By Karen Takle Quinn, Ph.D.
With his book The Box (Princeton University Press, 2006), Marc Levinson delivers an engrossing account of how the modern shipping container has revolutionized the flow of goods around the world. As Levinson notes, people now take for granted their access to an enormous selection of goods from all over the world. This unglamorous, little-noticed, and some call “ugly” shipping container has changed the world in more ways than most of us realize. I might never have read this fascinating story, if it had not been for its inclusion in Business Week best 2006 list.
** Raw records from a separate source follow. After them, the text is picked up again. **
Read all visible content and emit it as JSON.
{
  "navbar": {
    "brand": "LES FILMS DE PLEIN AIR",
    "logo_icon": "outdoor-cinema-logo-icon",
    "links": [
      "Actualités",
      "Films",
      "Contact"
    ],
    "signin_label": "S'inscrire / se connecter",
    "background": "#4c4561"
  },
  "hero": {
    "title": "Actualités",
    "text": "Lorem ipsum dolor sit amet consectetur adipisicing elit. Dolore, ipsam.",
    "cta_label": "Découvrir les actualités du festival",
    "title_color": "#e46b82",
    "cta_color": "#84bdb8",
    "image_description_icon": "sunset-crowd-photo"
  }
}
Levinson delivers a detailed and engaging account of how this box came to be. Of particular note is his chronicle of Malcolm P. McLean, a North Carolina truck driver, who 50 years ago, after building a freight empire, gambled everything to create the first company with containerized ships. Levinson explains that today on the wharfs across the world rows of enormous cranes go into action almost as soon as an arriving ship ties up. These cranes are huge steel structures, some more than 200 feet high and often weighing millions pounds. They are positioned so that several truck lanes and even trains can pass underneath. These cranes move forward riding on rails that run parallel to the sides of the ships. Each crane extends above the dock far enough to span the width of the ship. It is said that some of these ships may be wider than the Panama Canal. The trucks, trains, and other vehicles with incoming containers are driven underneath the appropriate stacking crane. The crane picks up containers and moves them to their appropriate destination.